The Manitoba Energy Justice Coalition held a news conference Monday to express opposition to the Energy East pipeline, a TransCanada project up for review by the National Energy Board.
Coalition spokesman Alex Paterson says Clean Energy Canada’s 2014 report found there were 23,700 direct clean-energy sector jobs in 2012 compared with 22,340 direct oilsands jobs.
TransCanada’s website says about 14,000 full-time jobs will be created during the construction of the Energy East project.
It would see the conversion of natural gas lines so oil can be shipped from the west to eastern refineries.

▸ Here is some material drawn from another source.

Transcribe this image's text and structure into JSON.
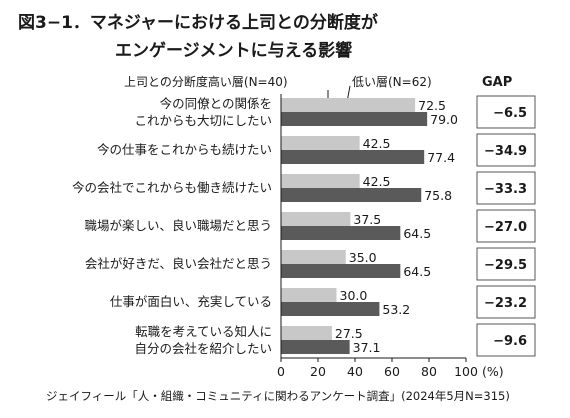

TransCanada says after construction is complete, the pipeline will sustain nearly 900 full-time jobs per year directly related to the pipeline’s operations.
“This all comes down to a political decision,” Paterson said. “It represents the interests of the oil industry taking precedent over rational and compassionate planning of our future by the human community in Manitoba.”
“We acknowledge that renewable energy is part of the mix,” said TransCanada spokesman Tim Duboyce. “But you can’t just end the use of oil, it serves a lot of purposes like our iPhones, winter jackets and parts in your car.”
TransCanada also noted it will increase aboriginal hiring _ both training individual aboriginal employees and giving aboriginal companies the opportunity to construct new facilities and maintain existing ones.
“It’s critical,” Duboyce said of hiring aboriginal peoples and companies. “It’s a commitment we’ve made to have conversations with First Nations and Metis leadership about that. If the pipeline is going across sacred land we need to take that into consideration.”
“We’ve seen propaganda about jobs for First Nations people,” said First Nations women’s activist Chickadee Richards. “The Indian Act has been compliant and kept us in a fear state. So when they put jobs out there and say, `this is a job for you people,’ those things don’t last.”